Individuals who are eligible to participate in Medicare face a particular problem: their new insurance has the same structure since its creation in the 1960s despite living in a 21st-century health care market. A major aspect of this problem lies in Medicare’s cost-sharing design, or what beneficiaries pay for health benefits. Despite handing over payroll taxes during their working years, seniors share the cost of the program with monthly premiums and other expenses.
|Premium||Monthly payment to continue enrollment in a health plan|
|Out-of-pocket limit||Limited amount you can spend in a given year before insurance covers the rest|
|Deductible||Amount you pay for certain expenses before insurance covers the costs|
|Coinsurance Rate||Agreement between you and your insurer on the percentage you will pay for medical services|
|Copayment||Fixed dollar amount for certain services like doctor visits|
Unlike private insurance today, Medicare has an outdated cost-sharing model with four serious problems that increase unnecessary spending on the program:
- No upper out-of-pocket limit
When seniors incur catastrophic health care costs they are vulnerable to tremendous out of pocket expenses reaching thousands of dollars. This fear prompts many beneficiaries to purchase supplemental coverage (Medigap) which distorts health coverage, pricing, and behavior.
- Separate deductibles for Parts A, B, and D
Private health plans use a single deductible to pay for all services, but because Medicare is split into four parts, there are different deductibles varying from high to low.
- Varying copayments and coinsurance by type of service
Part A has a variety of copayments for certain health services after the deductible has been paid, while Part B has a different coinsurance rates to cover certain costs. They are not uniform and in some cases non-existent, making it difficult to know what a particular service costs.
- Overutilization of Medicare services
Seniors avoid the problematic cost-sharing requirements by purchasing supplemental coverage, allowing beneficiaries to receive more care without incurring additional costs. Because health care is being paid for by a third party (Medigap or Medicare) the overuse of tests and other services dramatically increases Medicare spending.
Fixing these issues in Medicare’s design would save taxpayer money, reduce unnecessary utilization of health services, and modernize the program for seniors to reduce their health costs.
What can we do?
The main idea is to increase beneficiaries’ responsibility for their share of health care costs, and several proposals exist to change Medicare’s cost-sharing structure to better align with private insurance. They all share a few common features:
- Establish an out-of-pocket maximum or catastrophic coverage ceiling
Most proposals call for a maximum limit somewhere between $5,000 and $7,500, which would give seniors the knowledge that that is the most they would ever have to pay in a given year. While most beneficiaries would never hit this limit in a given year, it affords security when the unexpected occurs.
- Create a single deductible for Medicare Part A and Part B
Seniors currently have a high deductible for Part A ($1,184) and a low deductible for Part B ($147). Currently, beneficiaries pay separate deductibles for both parts when it would make more sense to pay a single deductible as most private plans do.1 A single deductible of say $550 reduces costs for the truly sick while increasing them somewhat for most beneficiaries.2 Cost savings come from transferring more out of pocket expenses to seniors, but combined with an upper limit they would see more security over time.

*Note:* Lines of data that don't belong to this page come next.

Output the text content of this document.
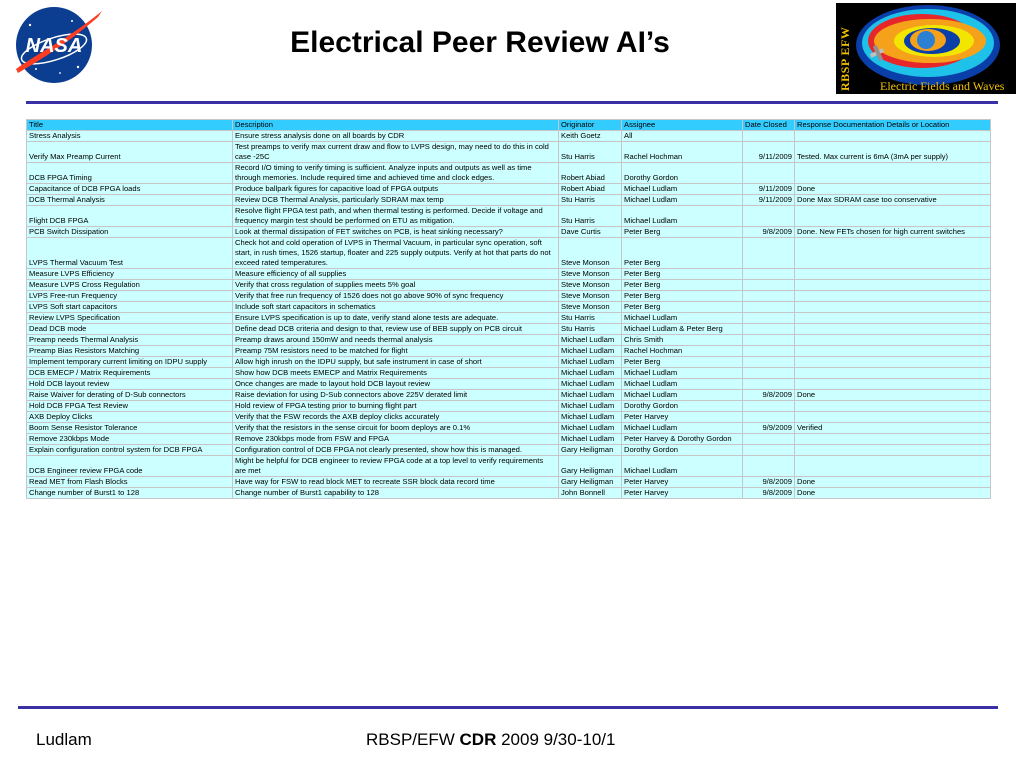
NASA	Electrical Peer Review AI’s	RBSP EFW Electric Fields and Waves
Title	Description	Originator	Assignee	Date Closed	Response Documentation Details or Location
Stress Analysis	Ensure stress analysis done on all boards by CDR	Keith Goetz	All		
Verify Max Preamp Current	Test preamps to verify max current draw and flow to LVPS design, may need to do this in cold case -25C	Stu Harris	Rachel Hochman	9/11/2009	Tested. Max current is 6mA (3mA per supply)
DCB FPGA Timing	Record I/O timing to verify timing is sufficient. Analyze inputs and outputs as well as time through memories. Include required time and achieved time and clock edges.	Robert Abiad	Dorothy Gordon		
Capacitance of DCB FPGA loads	Produce ballpark figures for capacitive load of FPGA outputs	Robert Abiad	Michael Ludlam	9/11/2009	Done
DCB Thermal Analysis	Review DCB Thermal Analysis, particularly SDRAM max temp	Stu Harris	Michael Ludlam	9/11/2009	Done Max SDRAM case too conservative
Flight DCB FPGA	Resolve flight FPGA test path, and when thermal testing is performed. Decide if voltage and frequency margin test should be performed on ETU as mitigation.	Stu Harris	Michael Ludlam		
PCB Switch Dissipation	Look at thermal dissipation of FET switches on PCB, is heat sinking necessary?	Dave Curtis	Peter Berg	9/8/2009	Done. New FETs chosen for high current switches
LVPS Thermal Vacuum Test	Check hot and cold operation of LVPS in Thermal Vacuum, in particular sync operation, soft start, in rush times, 1526 startup, floater and 225 supply outputs. Verify at hot that parts do not exceed rated temperatures.	Steve Monson	Peter Berg		
Measure LVPS Efficiency	Measure efficiency of all supplies	Steve Monson	Peter Berg		
Measure LVPS Cross Regulation	Verify that cross regulation of supplies meets 5% goal	Steve Monson	Peter Berg		
LVPS Free-run Frequency	Verify that free run frequency of 1526 does not go above 90% of sync frequency	Steve Monson	Peter Berg		
LVPS Soft start capacitors	Include soft start capacitors in schematics	Steve Monson	Peter Berg		
Review LVPS Specification	Ensure LVPS specification is up to date, verify stand alone tests are adequate.	Stu Harris	Michael Ludlam		
Dead DCB mode	Define dead DCB criteria and design to that, review use of BEB supply on PCB circuit	Stu Harris	Michael Ludlam & Peter Berg		
Preamp needs Thermal Analysis	Preamp draws around 150mW and needs thermal analysis	Michael Ludlam	Chris Smith		
Preamp Bias Resistors Matching	Preamp 75M resistors need to be matched for flight	Michael Ludlam	Rachel Hochman		
Implement temporary current limiting on IDPU supply	Allow high inrush on the IDPU supply, but safe instrument in case of short	Michael Ludlam	Peter Berg		
DCB EMECP / Matrix Requirements	Show how DCB meets EMECP and Matrix Requirements	Michael Ludlam	Michael Ludlam		
Hold DCB layout review	Once changes are made to layout hold DCB layout review	Michael Ludlam	Michael Ludlam		
Raise Waiver for derating of D-Sub connectors	Raise deviation for using D-Sub connectors above 225V derated limit	Michael Ludlam	Michael Ludlam	9/8/2009	Done
Hold DCB FPGA Test Review	Hold review of FPGA testing prior to burning flight part	Michael Ludlam	Dorothy Gordon		
AXB Deploy Clicks	Verify that the FSW records the AXB deploy clicks accurately	Michael Ludlam	Peter Harvey		
Boom Sense Resistor Tolerance	Verify that the resistors in the sense circuit for boom deploys are 0.1%	Michael Ludlam	Michael Ludlam	9/9/2009	Verified
Remove 230kbps Mode	Remove 230kbps mode from FSW and FPGA	Michael Ludlam	Peter Harvey & Dorothy Gordon		
Explain configuration control system for DCB FPGA	Configuration control of DCB FPGA not clearly presented, show how this is managed.	Gary Heiligman	Dorothy Gordon		
DCB Engineer review FPGA code	Might be helpful for DCB engineer to review FPGA code at a top level to verify requirements are met	Gary Heiligman	Michael Ludlam		
Read MET from Flash Blocks	Have way for FSW to read block MET to recreate SSR block data record time	Gary Heiligman	Peter Harvey	9/8/2009	Done
Change number of Burst1 to 128	Change number of Burst1 capability to 128	John Bonnell	Peter Harvey	9/8/2009	Done
Ludlam	RBSP/EFW CDR 2009 9/30-10/1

- Institute a uniform coinsurance rate for all health services
Part B usually has a coinsurance rate of 20%, but not in all cases such as home health, clinical, laboratory, and certain preventive services. This rate should be uniform and standardized for all Part B health care because services previously not covered are being more frequently used.
- Introduce copayments where none exist
Alongside or instead of coinsurance, we could set fixed prices for home health episodes and other services as standard copayments. The use of coinsurance based on charges that the patient does not know in advance creates uncertainty for beneficiaries about how much they owe. Dollar amounts are usually better at relating costs to seniors than a 20% coinsurance on an unknown bill, and it may be more effective to reduce utilization.
- Value-Based Cost Sharing
Several proposals seek to introduce Value-Based Insurance Design, where higher valued services would have a lower cost sharing requirement and lower valued services would be higher. The idea is to discourage seniors from overusing certain services so they can use their insurance for critical health needs.3 Implementation problems and better-defined criteria of value should be addressed before this provision is enacted.
Medicare’s current cost-sharing model is outdated compared to private insurance today and makes the program more expensive than it otherwise would be. Depending on when these reforms are instituted and the level of cost-sharing implemented, potential savings could range from $32-$110 billion over ten years.
Kaiser ran a model on the single deductible and found 71% of beneficiaries would face higher OOPM with only 5% having lower. This would reduce Medicare spending by 4.2 billion in 2013, but increase beneficiary spending by 2.3 billion.
Cost-sharing reforms can achieve significant savings for the Medicare program and reduce Medicare premiums by limiting overutilization of care while providing greater protection from the risk of catastrophic health care costs and reducing total out-of-pocket spending over their lifetime for most seniors.
Cost-sharing reforms would spread the cost by beneficiaries’ use of services, thereby making them more cost-conscious.